Ma è toccato agli americani mandare in fuori gioco la Fifa.
Ci è voluta a Loretta Lynch, la ministra della Giustizia di Barack Obama, per dire in pubblico quello che gli appassionati di calcio sapevano già da tempo: i Signori del Pallone sono corrotti e hanno rubato per anni. La signora Lynch non si è limitata alle parole. Il dipartimento di Giustizia americano ha accusato 14 alti funzionari della Fifa di frode, racket e riciclaggio del denaro sporco. «Uno schema durato 24 anni per arricchirsi attraverso la corruzione del calcio internazionale», per dirla con le parole della Lynch.
Parole giuste e azioni ancora più giuste ma c’è qualcosa di strano negli eventi degli ultimi giorni. Perché l’arbitro di questa partita che si gioca su altri continenti è americano?

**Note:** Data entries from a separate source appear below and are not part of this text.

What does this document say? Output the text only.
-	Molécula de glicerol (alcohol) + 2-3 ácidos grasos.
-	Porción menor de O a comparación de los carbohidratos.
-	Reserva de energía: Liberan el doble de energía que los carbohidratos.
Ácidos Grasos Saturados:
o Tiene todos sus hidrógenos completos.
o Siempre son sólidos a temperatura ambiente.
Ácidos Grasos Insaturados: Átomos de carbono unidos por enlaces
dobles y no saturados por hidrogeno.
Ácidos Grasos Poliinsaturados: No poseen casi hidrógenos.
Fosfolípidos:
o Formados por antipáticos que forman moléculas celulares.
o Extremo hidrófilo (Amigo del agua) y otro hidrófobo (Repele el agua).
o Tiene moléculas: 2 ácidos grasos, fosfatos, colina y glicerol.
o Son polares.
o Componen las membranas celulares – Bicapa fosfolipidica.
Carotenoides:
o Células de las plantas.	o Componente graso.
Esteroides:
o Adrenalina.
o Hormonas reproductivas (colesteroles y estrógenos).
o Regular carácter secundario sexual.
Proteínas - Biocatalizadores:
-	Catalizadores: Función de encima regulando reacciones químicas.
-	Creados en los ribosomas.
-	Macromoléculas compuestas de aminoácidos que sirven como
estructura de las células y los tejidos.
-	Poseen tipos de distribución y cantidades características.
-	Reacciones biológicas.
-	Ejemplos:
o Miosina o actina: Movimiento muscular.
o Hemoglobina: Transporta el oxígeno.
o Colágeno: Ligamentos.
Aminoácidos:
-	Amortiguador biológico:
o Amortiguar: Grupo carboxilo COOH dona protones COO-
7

Come mai gli Stati Uniti si sono dovuti sostituire alla Svizzera, dove la Fifa vive da anni, e all’Unione europea e ai governi sudamericani – le grandi potenze del calcio mondiale?

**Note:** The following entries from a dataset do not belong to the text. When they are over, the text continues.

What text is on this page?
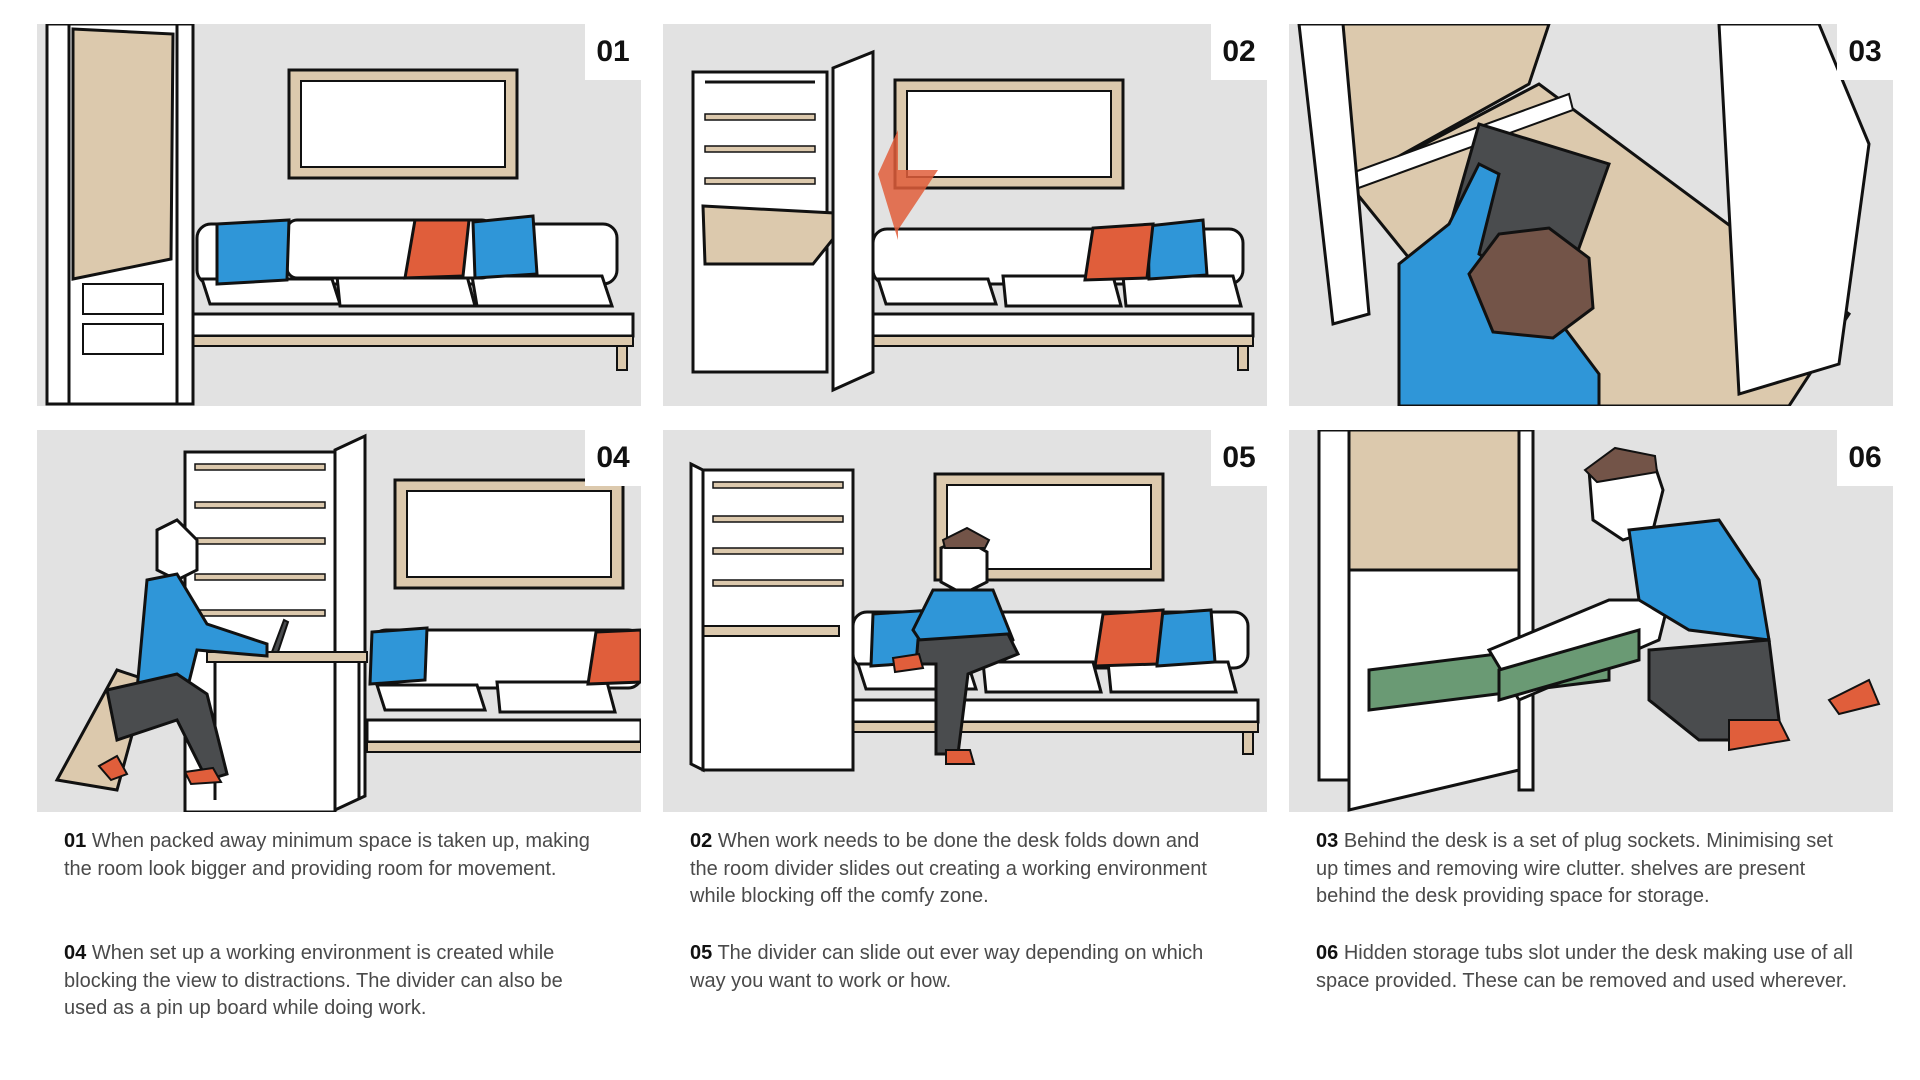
01	02	03
04	05	06
01 When packed away minimum space is taken up, making the room look bigger and providing room for movement.
04 When set up a working environment is created while blocking the view to distractions. The divider can also be used as a pin up board while doing work.
02 When work needs to be done the desk folds down and the room divider slides out creating a working environment while blocking off the comfy zone.
05 The divider can slide out ever way depending on which way you want to work or how.
03 Behind the desk is a set of plug sockets. Minimising set up times and removing wire clutter. shelves are present behind the desk providing space for storage.
06 Hidden storage tubs slot under the desk making use of all space provided. These can be removed and used wherever.
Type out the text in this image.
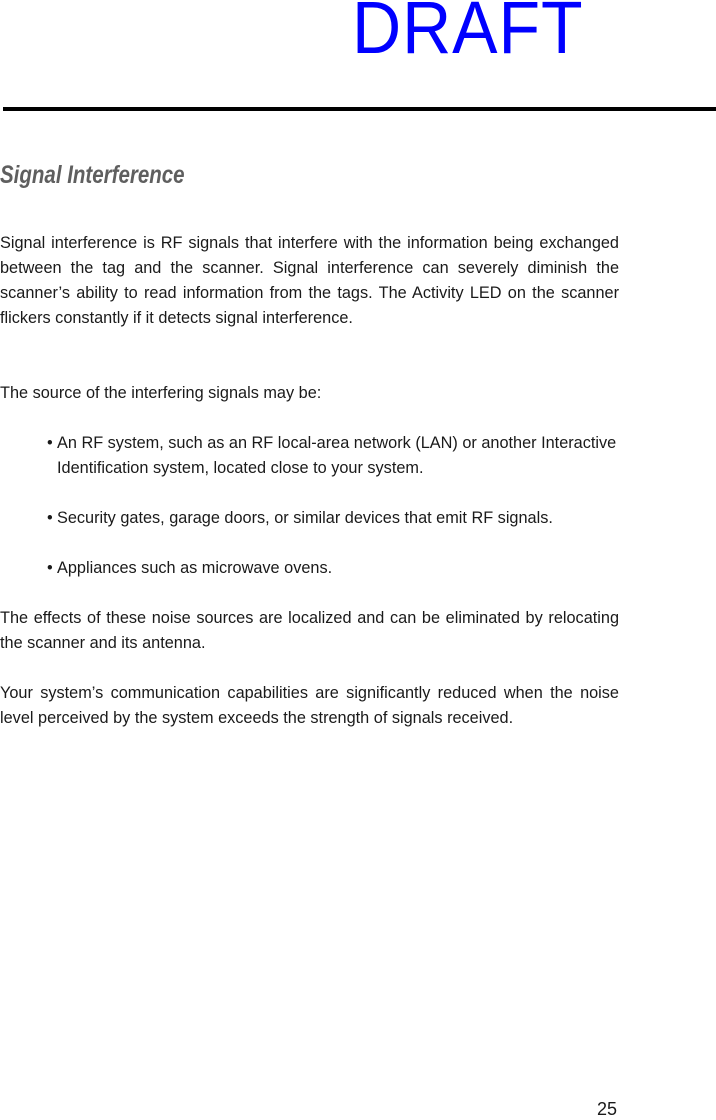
DRAFT
Signal Interference
Signal interference is RF signals that interfere with the information being exchanged between the tag and the scanner. Signal interference can severely diminish the scanner’s ability to read information from the tags. The Activity LED on the scanner flickers constantly if it detects signal interference.
The source of the interfering signals may be:
• An RF system, such as an RF local-area network (LAN) or another Interactive Identification system, located close to your system.
• Security gates, garage doors, or similar devices that emit RF signals.
• Appliances such as microwave ovens.
The effects of these noise sources are localized and can be eliminated by relocating the scanner and its antenna.
Your system’s communication capabilities are significantly reduced when the noise level perceived by the system exceeds the strength of signals received.
25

Non per la prima né per l’ultima volta, gli Usa sono il poliziotto del mondo. Come dopo la seconda guerra mondiale, la tragedia in Somalia o la «liberazione» dell’Iraq. Non è un caso che un nemico degli Usa quale Vladimir Putin abbia accusato il governo Obama di strumentalizzare il caso-Fifa per motivi «egoistici».
Egoisti o no, questa volta, gli Usa hanno fatto un favore al mondo del calcio e fatto vergognare chi si sarebbe dovuto occupare di questo pasticcio decenni fa. Ma il motivo per cui l’America è scesa in campo va analizzato.

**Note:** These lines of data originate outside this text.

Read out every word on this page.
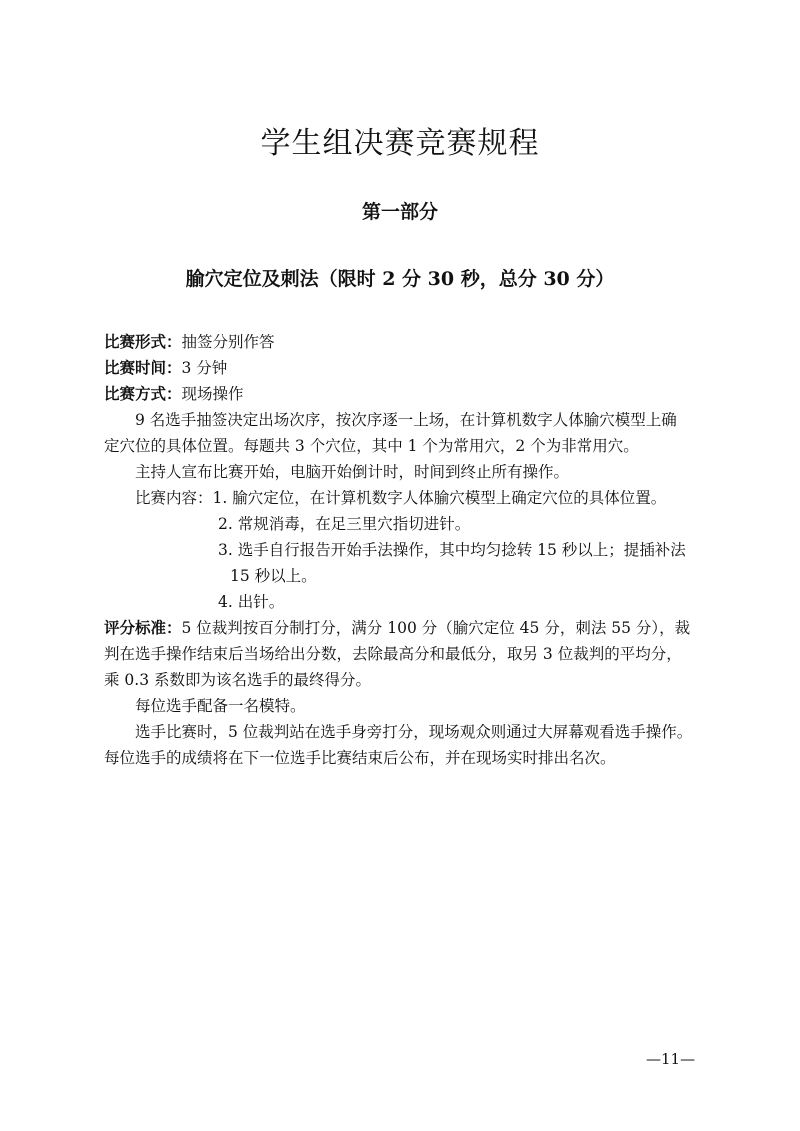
学生组决赛竞赛规程
第一部分
腧穴定位及刺法（限时 2 分 30 秒，总分 30 分）
比赛形式：抽签分别作答
比赛时间：3 分钟
比赛方式：现场操作
9 名选手抽签决定出场次序，按次序逐一上场，在计算机数字人体腧穴模型上确
定穴位的具体位置。每题共 3 个穴位，其中 1 个为常用穴，2 个为非常用穴。
主持人宣布比赛开始，电脑开始倒计时，时间到终止所有操作。
比赛内容：1. 腧穴定位，在计算机数字人体腧穴模型上确定穴位的具体位置。
2. 常规消毒，在足三里穴指切进针。
3. 选手自行报告开始手法操作，其中均匀捻转 15 秒以上；提插补法
15 秒以上。
4. 出针。
评分标准：5 位裁判按百分制打分，满分 100 分（腧穴定位 45 分，刺法 55 分），裁
判在选手操作结束后当场给出分数，去除最高分和最低分，取另 3 位裁判的平均分，
乘 0.3 系数即为该名选手的最终得分。
每位选手配备一名模特。
选手比赛时，5 位裁判站在选手身旁打分，现场观众则通过大屏幕观看选手操作。
每位选手的成绩将在下一位选手比赛结束后公布，并在现场实时排出名次。
—11—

Se la Svizzera avesse chiesto all’Fbi di andare ad arrestare i dirigenti della Nba a New York, il governo, la stampa e il pubblico americano sarebbero impazziti. Ma vista dagli States, la lunga mano della legge americana non è un diritto, è un dovere. Un Paese nato da una lotta contro l’ingiustizia – un regime coloniale britannico che imponeva tasse ma negava il voto – si riserva il diritto di intervenire per prendere i cattivi ovunque risiedano.
I Padri Fondatori, che di calcio non sapevano nulla, lo dissero chiaro e tondo nella Costituzione. Il Congresso ha il potere di «definire e punire gli atti di pirateria e i crimini maggiori compiuti in alto mare e i reati contro il Diritto internazionale». È vero che la Svizzera non è in alto mare ma il sentimento è palese.
La legge americana è molto chiara su questo punto. Le autorità giudiziarie possono perseguire qualsiasi azienda purché abbia uffici negli Usa. E persino le tasse sono «internazionali»: gli Usa sono uno dei pochi Paesi al mondo in cui i contribuenti pagano imposte su tutti i loro beni, non solo quelli in America.
Nel caso della Fifa, gli investigatori della signora Lynch si sono mossi perché gran parte dei soldi legati alla corruzione sono passati per banche americane. Avere il cuore della finanza mondiale a New York ha i suoi vantaggi. Non importa che il Major League Soccer sia una campionato di serie C, o che il calcio faccia meno rating del wrestling, quando i soldi «sporchi» sono passati per Wall Street.
È una posizione di principio che fa spesso arrabbiare gli stranieri, soprattutto quando gli americani si comportano in maniera arrogante e dispotica – retaggio dell’epoca in cui erano l’unica superpotenza mondiale. Ma quando nessuno si muove, è meglio avere l’Uomo Ragno o Batman piuttosto che lasciare che il crimine prolifichi. E, a ben vedere, il principio non è diverso da quello che permise all’Unione europea e a Mario Monti di bloccare la fusione tra General Electric e Honeywell, due giganti del capitalismo americano.
Ma la notizia forse più interessante è che la signora Lynch non ha finito – un fatto che dovrebbe far venire i brividi a Sepp Blatter. «Voglio essere chiara – ha detto mercoledì –. Questo non è l’ultimo capitolo della nostra inchiesta».
Il Campionato del Mondo della frode è solo al girone eliminatorio.